The Dow Jones ended the day up 0.77%, and the Nasdaq was up 0.75%. The S&P 500 returned to positive territory, finishing the day up 0.69%. The blue-chip index had a negative return of 5.26% in January, its largest monthly decrease since March 2020 and poorest January since 2009, while the Nasdaq narrowly escaped having its worst-performing January ever after losing 8.98%.


Alphabet (GOOG, GOOGL), the parent company of Google, released its fourth-quarter earnings after the market closed on Tuesday, exceeding analysts’ estimates on both the top and bottom lines, with revenue up 34% year-over-year. Alphabet also announced that its Board of Directors has approved a 20-for-1 stock split, which will be voted on by shareholders at their June 1 meeting.

What does this mean for investors? The split would make the stock less expensive, making it more accessible to a wider audience like retail investors. In addition, there are important ramifications to the option market, including more accessibility for those selling covered calls on Google shares.

Alphabet’s advertising business, which is its main source of revenue, as well as its up-and-coming cloud business, has attracted the attention of investors and experts.

Despite headwinds in the online advertising space caused by changes in Apple’s (AAPL) iOS privacy settings, advertising revenue increased from $46.1 billion to $61.2 billion in the quarter.

While Apple’s iOS platform privacy restrictions have impacted marketers such as Snap and Facebook parent Meta, Google has been less impacted because of the vast quantity of data it collects through its own search and YouTube offerings.

Alphabet’s Google Cloud expansion has also been highlighted, as the business continues to invest heavily in the platform in an effort to compete with Amazon’s AWS and Microsoft’s Azure cloud services. The quarter’s cloud revenue was $5.5 billion, up from $3.8 billion in Q4 2020. The segment’s operating losses also decreased from $1.2 billion to $890 million.

While the tech industry has been particularly turbulent recently, Alphabet’s stock has comfortably outperformed its peers.


AMC Entertainment (AMC) soared more than 10% in early trading after preliminary fourth-quarter revenue and EBITDA (Earnings before Interest, Tax, and Depreciation) surpassed expectations. Other retail-trader favorites, such as fellow meme-stock darling GameStop, also saw rises (GME).

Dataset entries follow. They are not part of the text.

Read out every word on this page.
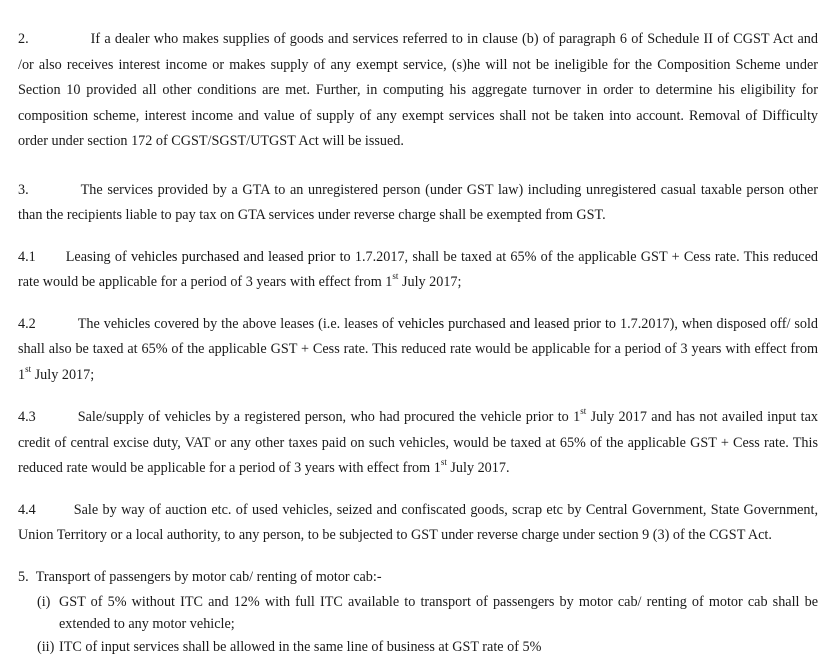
2.	If a dealer who makes supplies of goods and services referred to in clause (b) of paragraph 6 of Schedule II of CGST Act and /or also receives interest income or makes supply of any exempt service, (s)he will not be ineligible for the Composition Scheme under Section 10 provided all other conditions are met. Further, in computing his aggregate turnover in order to determine his eligibility for composition scheme, interest income and value of supply of any exempt services shall not be taken into account. Removal of Difficulty order under section 172 of CGST/SGST/UTGST Act will be issued.

3.	The services provided by a GTA to an unregistered person (under GST law) including unregistered casual taxable person other than the recipients liable to pay tax on GTA services under reverse charge shall be exempted from GST.

4.1 Leasing of vehicles purchased and leased prior to 1.7.2017, shall be taxed at 65% of the applicable GST + Cess rate. This reduced rate would be applicable for a period of 3 years with effect from 1st July 2017;

4.2	The vehicles covered by the above leases (i.e. leases of vehicles purchased and leased prior to 1.7.2017), when disposed off/ sold shall also be taxed at 65% of the applicable GST + Cess rate. This reduced rate would be applicable for a period of 3 years with effect from 1st July 2017;

4.3	Sale/supply of vehicles by a registered person, who had procured the vehicle prior to 1st July 2017 and has not availed input tax credit of central excise duty, VAT or any other taxes paid on such vehicles, would be taxed at 65% of the applicable GST + Cess rate. This reduced rate would be applicable for a period of 3 years with effect from 1st July 2017.

4.4	Sale by way of auction etc. of used vehicles, seized and confiscated goods, scrap etc by Central Government, State Government, Union Territory or a local authority, to any person, to be subjected to GST under reverse charge under section 9 (3) of the CGST Act.

5. Transport of passengers by motor cab/ renting of motor cab:-
(i) GST of 5% without ITC and 12% with full ITC available to transport of passengers by motor cab/ renting of motor cab shall be extended to any motor vehicle;
(ii) ITC of input services shall be allowed in the same line of business at GST rate of 5%
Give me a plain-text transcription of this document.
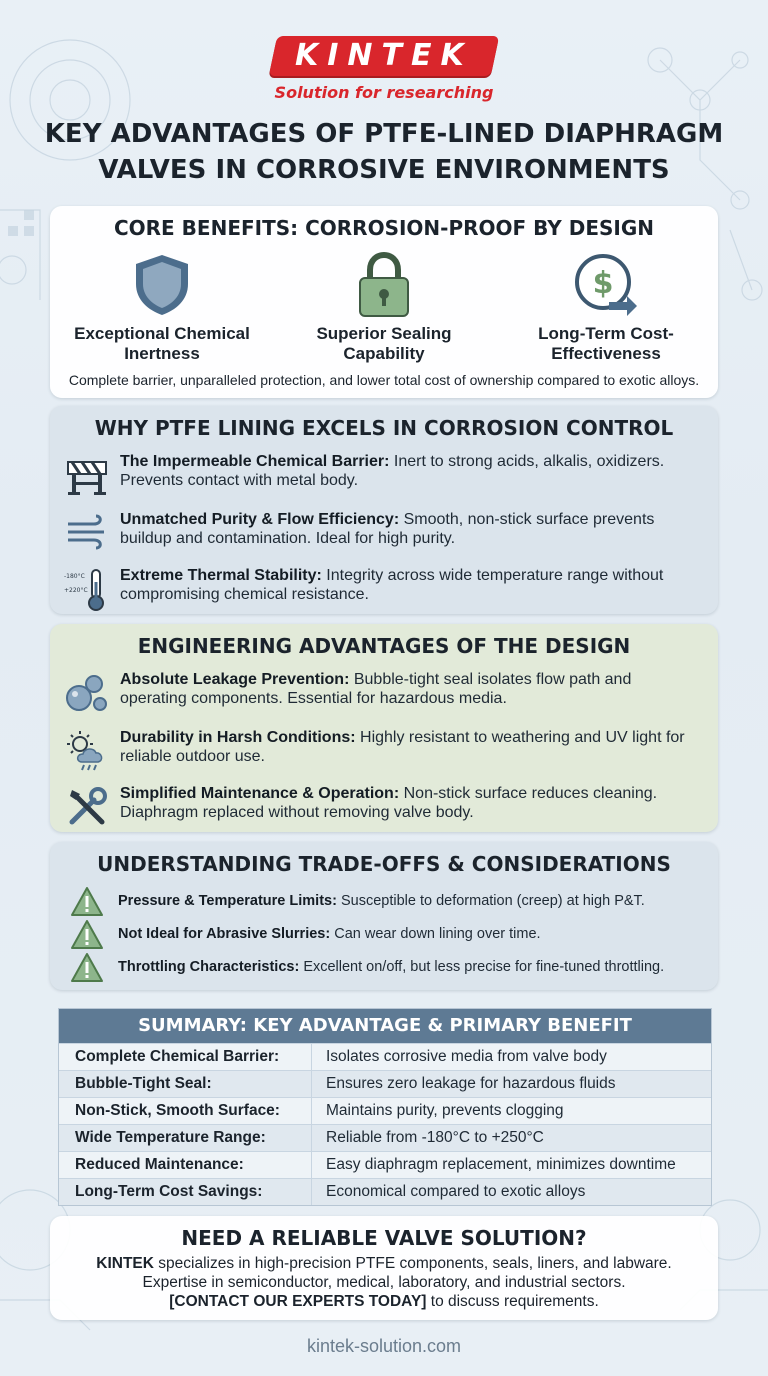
KINTEK
Solution for researching
KEY ADVANTAGES OF PTFE-LINED DIAPHRAGM VALVES IN CORROSIVE ENVIRONMENTS
CORE BENEFITS: CORROSION-PROOF BY DESIGN
Exceptional Chemical Inertness
Superior Sealing Capability
$
Long-Term Cost-Effectiveness
Complete barrier, unparalleled protection, and lower total cost of ownership compared to exotic alloys.
WHY PTFE LINING EXCELS IN CORROSION CONTROL
The Impermeable Chemical Barrier: Inert to strong acids, alkalis, oxidizers. Prevents contact with metal body.
Unmatched Purity & Flow Efficiency: Smooth, non-stick surface prevents buildup and contamination. Ideal for high purity.
-180°C
+220°C
Extreme Thermal Stability: Integrity across wide temperature range without compromising chemical resistance.
ENGINEERING ADVANTAGES OF THE DESIGN
Absolute Leakage Prevention: Bubble-tight seal isolates flow path and operating components. Essential for hazardous media.
Durability in Harsh Conditions: Highly resistant to weathering and UV light for reliable outdoor use.
Simplified Maintenance & Operation: Non-stick surface reduces cleaning. Diaphragm replaced without removing valve body.
UNDERSTANDING TRADE-OFFS & CONSIDERATIONS
Pressure & Temperature Limits: Susceptible to deformation (creep) at high P&T.
Not Ideal for Abrasive Slurries: Can wear down lining over time.
Throttling Characteristics: Excellent on/off, but less precise for fine-tuned throttling.
SUMMARY: KEY ADVANTAGE & PRIMARY BENEFIT
Complete Chemical Barrier:	Isolates corrosive media from valve body
Bubble-Tight Seal:	Ensures zero leakage for hazardous fluids
Non-Stick, Smooth Surface:	Maintains purity, prevents clogging
Wide Temperature Range:	Reliable from -180°C to +250°C
Reduced Maintenance:	Easy diaphragm replacement, minimizes downtime
Long-Term Cost Savings:	Economical compared to exotic alloys
NEED A RELIABLE VALVE SOLUTION?
KINTEK specializes in high-precision PTFE components, seals, liners, and labware.
Expertise in semiconductor, medical, laboratory, and industrial sectors.
[CONTACT OUR EXPERTS TODAY] to discuss requirements.
kintek-solution.com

The game retailer also outperformed expectations in the fourth quarter. According to Bloomberg data, preliminary revenue came in at $1.17 billion, which was higher than the Street’s expectation of $1.09 billion. Preliminary adjusted EBITDA ranged from $146.8 million to $151.8 million, exceeding Bloomberg consensus projections of $82.4 million.

As of Tuesday’s Closing, AMC’s stock was up 4.98% to $16.86 per share, while Gamestop’s stock was up 3.37% percent to $112.60 per share.

Should investors jump back into the Memes?  While AMC and GME seem to be beating analysts’ consensus on a number of financial metrics, the recent rally’s may be more a function of “buying the dip” and FOMO (Fear of Missing Out).  Meme stocks still appear to be overvalued based on their fundamentals.  Investors should tread with caution.